More than a year has passed since virtual support groups started popping up across the country. And while life in many places is slowly returning to some semblance of normal — like going back into the office — virtual support groups are likely here to stay.
Truscott says, if anything, they’ll have some type of hybrid support, with both in-person and virtual options available to caregivers because the need is so great.
And for caregivers like Feldt, accessing support groups around the country is a lifeline in an otherwise isolating situation.
The Alzheimer's Association Helpline is available 24/7 at 800-272-3900.
Part III: Connecting Native American Caregivers From Across The U.S. By Phone
As we continue the conversation about how the pandemic has impacted caregivers and their ability to access support, we meet a Native American woman who is taking care of her mother living with dementia.
"OK, mother dearest, you ready to go for a walk?"
Meet Marcy Silas and her mom.
"My mom was diagnosed probably, going on eight years ago now," Silas said.
Silas’s mother has vascular dementia.
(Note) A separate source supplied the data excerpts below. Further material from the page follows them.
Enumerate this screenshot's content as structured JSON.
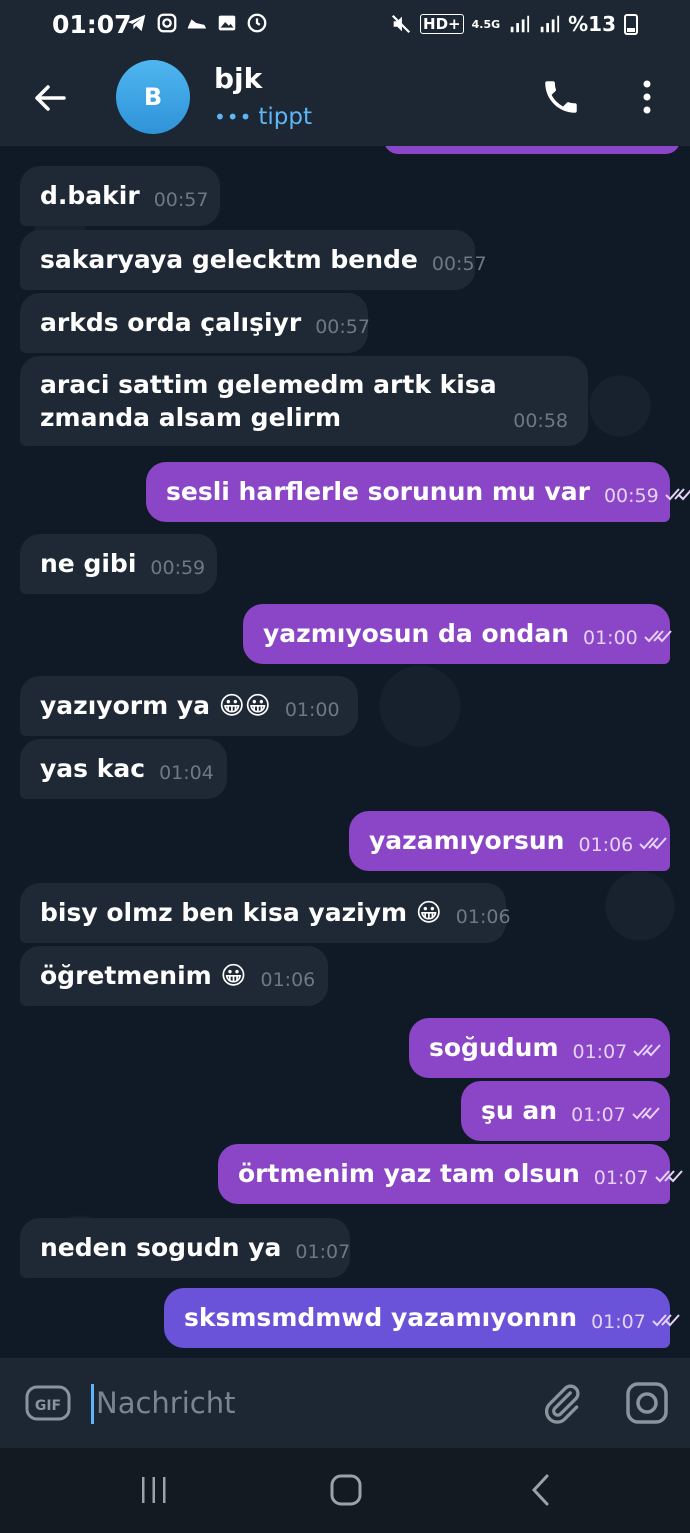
{
  "status_bar": {
    "time": "01:07",
    "battery": "%13",
    "network": "4.5G",
    "hd": "HD+"
  },
  "header": {
    "avatar_letter": "B",
    "contact_name": "bjk",
    "status": "tippt",
    "status_dots": "•••"
  },
  "messages": [
    {
      "dir": "in",
      "text": "d.bakir",
      "time": "00:57"
    },
    {
      "dir": "in",
      "text": "sakaryaya gelecktm bende",
      "time": "00:57"
    },
    {
      "dir": "in",
      "text": "arkds orda çalışiyr",
      "time": "00:57"
    },
    {
      "dir": "in",
      "text": "araci sattim gelemedm artk kisa zmanda alsam gelirm",
      "time": "00:58"
    },
    {
      "dir": "out",
      "text": "sesli harflerle sorunun mu var",
      "time": "00:59"
    },
    {
      "dir": "in",
      "text": "ne gibi",
      "time": "00:59"
    },
    {
      "dir": "out",
      "text": "yazmıyosun  da ondan",
      "time": "01:00"
    },
    {
      "dir": "in",
      "text": "yazıyorm ya 😀😀",
      "time": "01:00"
    },
    {
      "dir": "in",
      "text": "yas kac",
      "time": "01:04"
    },
    {
      "dir": "out",
      "text": "yazamıyorsun",
      "time": "01:06"
    },
    {
      "dir": "in",
      "text": "bisy olmz ben kisa yaziym 😀",
      "time": "01:06"
    },
    {
      "dir": "in",
      "text": "öğretmenim 😀",
      "time": "01:06"
    },
    {
      "dir": "out",
      "text": "soğudum",
      "time": "01:07"
    },
    {
      "dir": "out",
      "text": "şu an",
      "time": "01:07"
    },
    {
      "dir": "out",
      "text": "örtmenim yaz tam olsun",
      "time": "01:07"
    },
    {
      "dir": "in",
      "text": "neden sogudn ya",
      "time": "01:07"
    },
    {
      "dir": "out",
      "text": "sksmsmdmwd yazamıyonnn",
      "time": "01:07"
    }
  ],
  "composer": {
    "placeholder": "Nachricht",
    "gif_label": "GIF"
  },
  "colors": {
    "incoming_bubble": "#1f2936",
    "outgoing_bubble": "#8b46c8",
    "outgoing_bubble_alt": "#6a53d8",
    "accent": "#5eb5f7"
  }
}
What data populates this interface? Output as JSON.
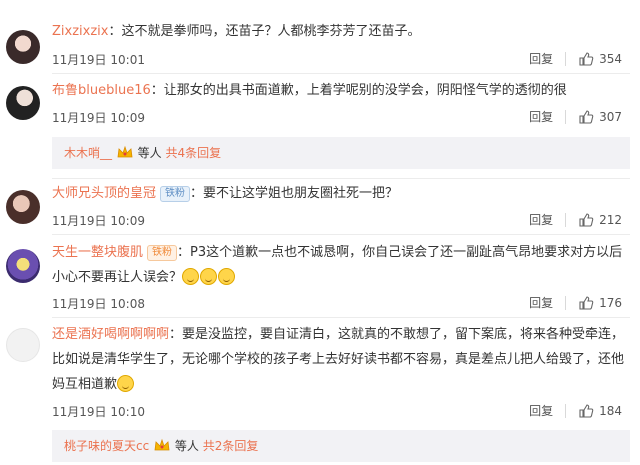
{
  "comments": [
    {
      "user": "Zixzixzix",
      "text": "：这不就是拳师吗，还苗子？人都桃李芬芳了还苗子。",
      "date": "11月19日",
      "time": "10:01",
      "reply_label": "回复",
      "likes": "354"
    },
    {
      "user": "布鲁blueblue16",
      "text": "：让那女的出具书面道歉，上着学呢别的没学会，阴阳怪气学的透彻的很",
      "date": "11月19日",
      "time": "10:09",
      "reply_label": "回复",
      "likes": "307",
      "sub": {
        "user": "木木哨__",
        "suffix": "等人",
        "more": "共4条回复"
      }
    },
    {
      "user": "大师兄头顶的皇冠",
      "badge": "铁粉",
      "text": "：要不让这学姐也朋友圈社死一把？",
      "date": "11月19日",
      "time": "10:09",
      "reply_label": "回复",
      "likes": "212"
    },
    {
      "user": "天生一整块腹肌",
      "badge": "铁粉",
      "text": "：P3这个道歉一点也不诚恳啊，你自己误会了还一副趾高气昂地要求对方以后小心不要再让人误会？",
      "date": "11月19日",
      "time": "10:08",
      "reply_label": "回复",
      "likes": "176"
    },
    {
      "user": "还是酒好喝啊啊啊啊",
      "text": "：要是没监控，要自证清白，这就真的不敢想了，留下案底，将来各种受牵连，比如说是清华学生了，无论哪个学校的孩子考上去好好读书都不容易，真是差点儿把人给毁了，还他妈互相道歉",
      "date": "11月19日",
      "time": "10:10",
      "reply_label": "回复",
      "likes": "184",
      "sub": {
        "user": "桃子味的夏天cc",
        "suffix": "等人",
        "more": "共2条回复"
      }
    }
  ],
  "colors": {
    "username": "#eb7350",
    "text": "#333333",
    "meta": "#555555",
    "subbar_bg": "#f2f2f5"
  },
  "icons": {
    "like": "thumbs-up-icon",
    "emoji": "smile-emoji-icon",
    "crown": "crown-badge-icon"
  }
}
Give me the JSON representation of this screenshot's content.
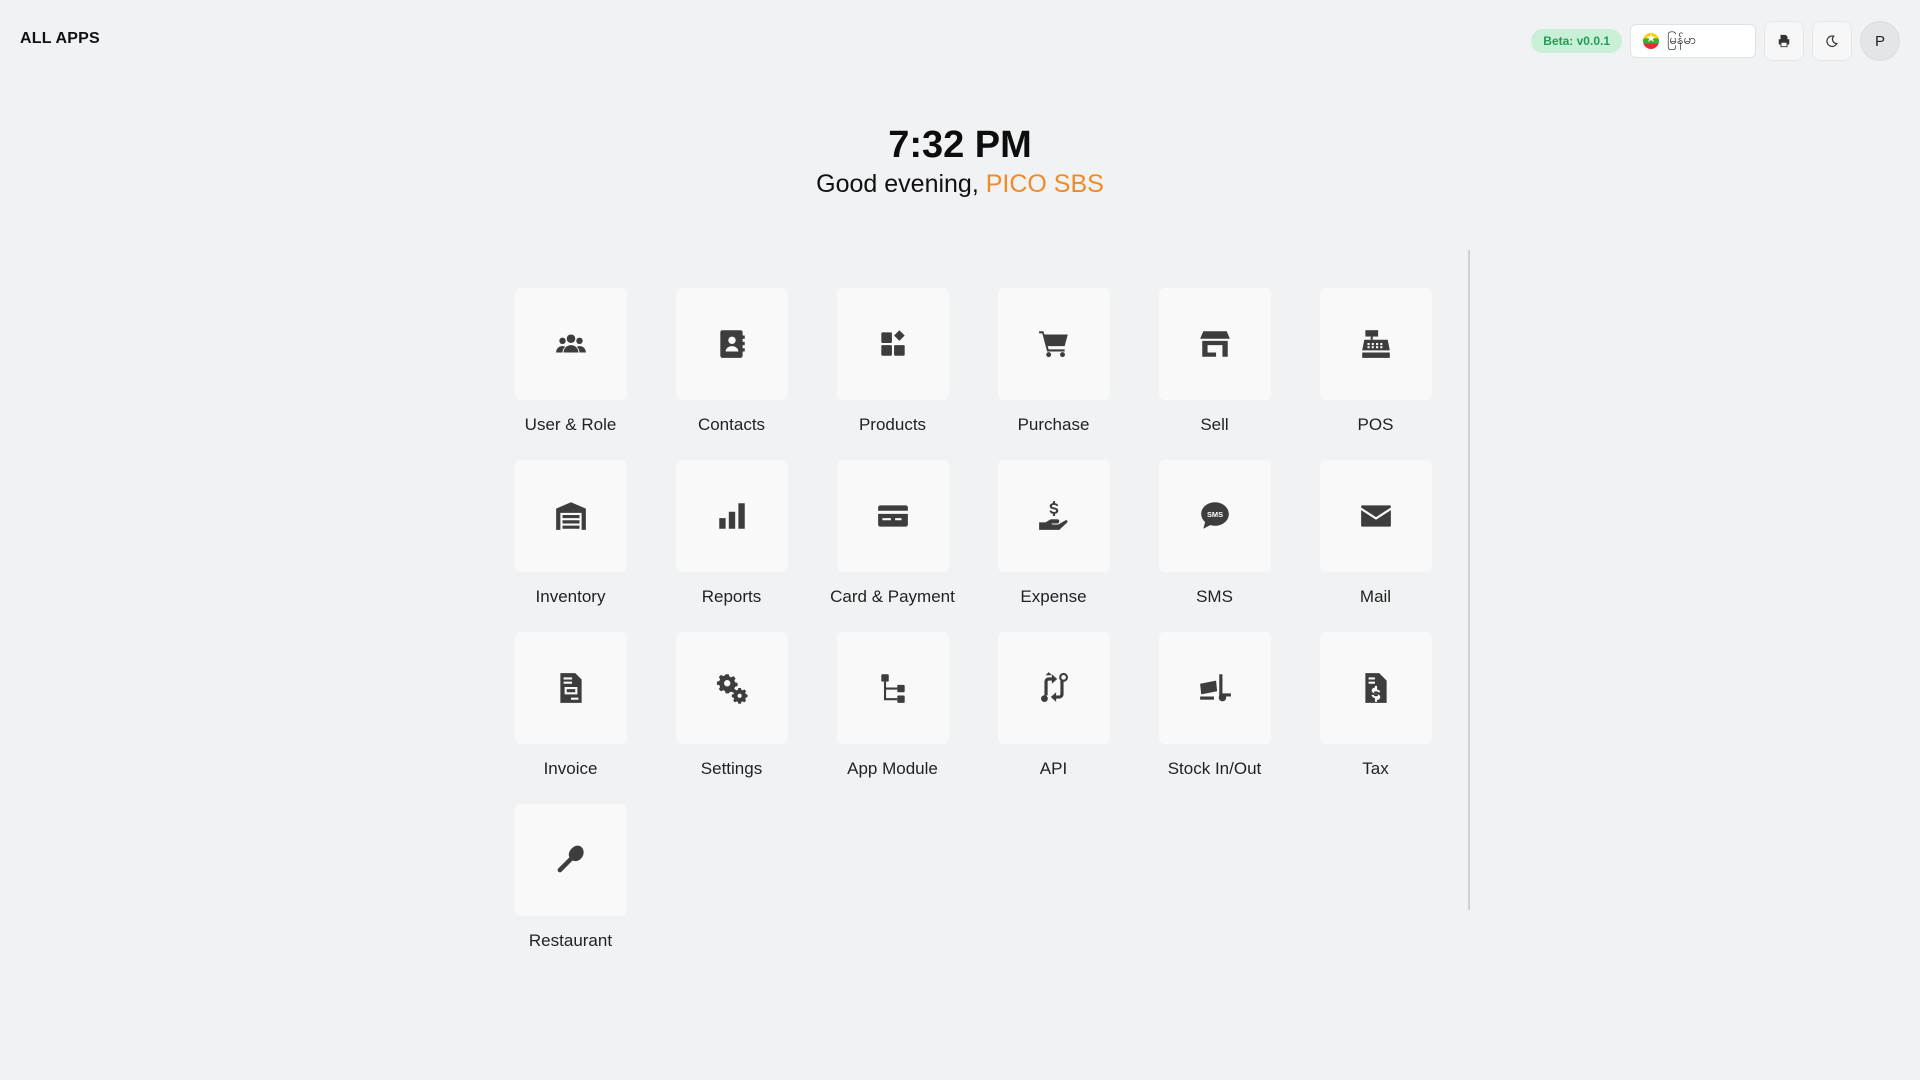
{
  "header": {
    "title": "ALL APPS",
    "version_badge": "Beta: v0.0.1",
    "language": {
      "selected": "မြန်မာ",
      "flag_icon": "myanmar-flag-icon"
    },
    "avatar_initial": "P"
  },
  "hero": {
    "time": "7:32 PM",
    "greeting": "Good evening,",
    "user_name": "PICO SBS"
  },
  "colors": {
    "accent": "#f28b26",
    "badge_bg": "#c9f0d6",
    "badge_text": "#1f9d55"
  },
  "apps": [
    {
      "label": "User & Role",
      "icon": "users-icon"
    },
    {
      "label": "Contacts",
      "icon": "contact-book-icon"
    },
    {
      "label": "Products",
      "icon": "products-icon"
    },
    {
      "label": "Purchase",
      "icon": "cart-icon"
    },
    {
      "label": "Sell",
      "icon": "store-icon"
    },
    {
      "label": "POS",
      "icon": "cash-register-icon"
    },
    {
      "label": "Inventory",
      "icon": "warehouse-icon"
    },
    {
      "label": "Reports",
      "icon": "bar-chart-icon"
    },
    {
      "label": "Card & Payment",
      "icon": "credit-card-icon"
    },
    {
      "label": "Expense",
      "icon": "hand-dollar-icon"
    },
    {
      "label": "SMS",
      "icon": "sms-icon"
    },
    {
      "label": "Mail",
      "icon": "envelope-icon"
    },
    {
      "label": "Invoice",
      "icon": "invoice-icon"
    },
    {
      "label": "Settings",
      "icon": "gears-icon"
    },
    {
      "label": "App Module",
      "icon": "module-tree-icon"
    },
    {
      "label": "API",
      "icon": "api-icon"
    },
    {
      "label": "Stock In/Out",
      "icon": "truck-ramp-icon"
    },
    {
      "label": "Tax",
      "icon": "tax-file-icon"
    },
    {
      "label": "Restaurant",
      "icon": "spoon-icon"
    }
  ]
}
The two live together on the Hopi Reservation in northern Arizona, which is a roughly four- to five-hour drive from Phoenix.
Silas participates in the Native American Caregiver Circle Group, through the Banner Alzheimer’s Institute.
But because of the pandemic this group has been meeting over the phone.
"It’s a good thing, but you don't see who's all there to participate," she said. "So you don't know your audience, I guess — If there's others from a different community, you don't know that, because sometimes people may not really say anything, either."
Silas has only joined a few calls so far.
"So, we started out using the phone because Wi-Fi or access to the internet is pretty, it's kind of hit or miss within these tribal communities," said Nicole Lomay, senior outreach program manager at Banner Alzheimer’s Institute.
Before COVID-19, Lomay’s would criss-cross the state, connecting with caregivers like Silas in person.
"Sometimes having a dialogue with people, it can be an uncomfortable conversation to have. But you know, when I go out and people get to know me, and they see me on a regular basis, I think that helps a lot," said Lomay.
Because the challenges facing Native American caregivers when it comes to that word — dementia — are very similar to those facing some Latino caregivers.
"There's definitely a stigma that's associated with it," she said.
But through her in-person outreach, Lomay says she’s seen a shift.
"I've heard from one community that said that, they are able to have an open discussion with their elders in their community, and they are able to define what Alzheimer's disease is. And they're willing to talk more about it."
Lomay says the Native American Caregiver Circle Group doesn't just serve tribes in Arizona. She says there are tribal members from across the country who are participating in calls.